# Carma training, 11/5/13



## GatorDog (Aug 17, 2011)

10 months old, and she's making really good progress! I'm very happy with her and very lucky that I have such a good group of people who are also invested in us as a team. It has really made a big impact on our training over the last few weeks.


----------



## mycobraracr (Dec 4, 2011)

Very nice! So you doing your IPO 15 next week


----------



## mycobraracr (Dec 4, 2011)

I just showed Kiersten the video. Very impressive! Nice work!


----------



## ayoitzrimz (Apr 14, 2010)

Didn't know you train with Mario. You're in good hands  Great job!


----------



## GatorDog (Aug 17, 2011)

Thank you both! Mario is an awesome trainer and and a great friend. I'm very lucky for sure.

Sent from Petguide.com Free App


----------



## KathrynApril (Oct 3, 2013)

What a great video!


----------



## BoTaBe (May 2, 2013)

Really great!! Awesome heeling!


----------



## Wolfgeist (Dec 4, 2010)

That was awesome, super impressed by how precise and clean her heeling is.
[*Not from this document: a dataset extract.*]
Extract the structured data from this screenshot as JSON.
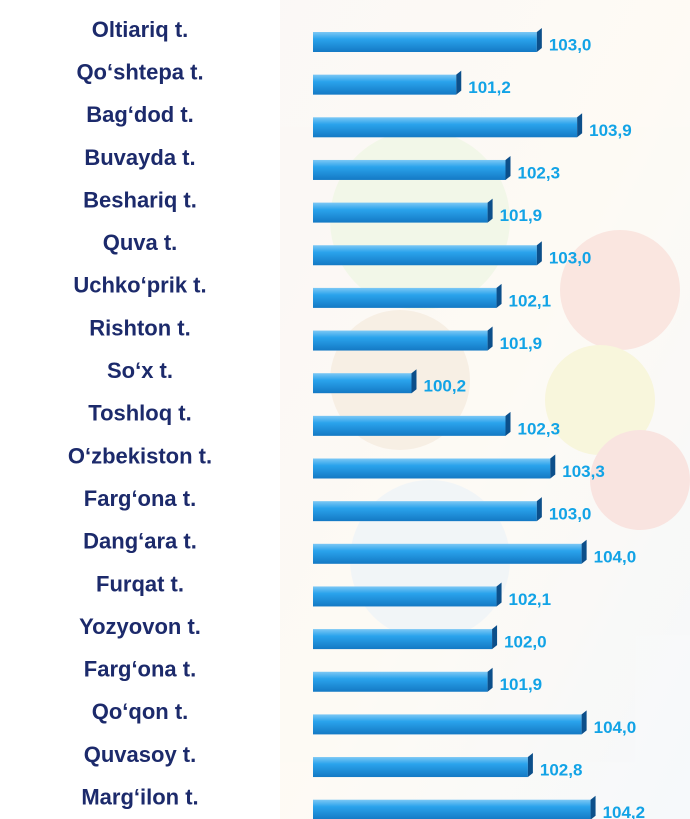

You guys are such a great team!


----------



## GatorDog (Aug 17, 2011)

Thanks guys!  I'm lucky to have this little girl who loves this work so much. 

Sent from Petguide.com Free App


----------



## phgsd (Jun 6, 2004)

WOW - she looks super! Great work!!!


----------



## natalie559 (Feb 4, 2005)

Looking great!!


----------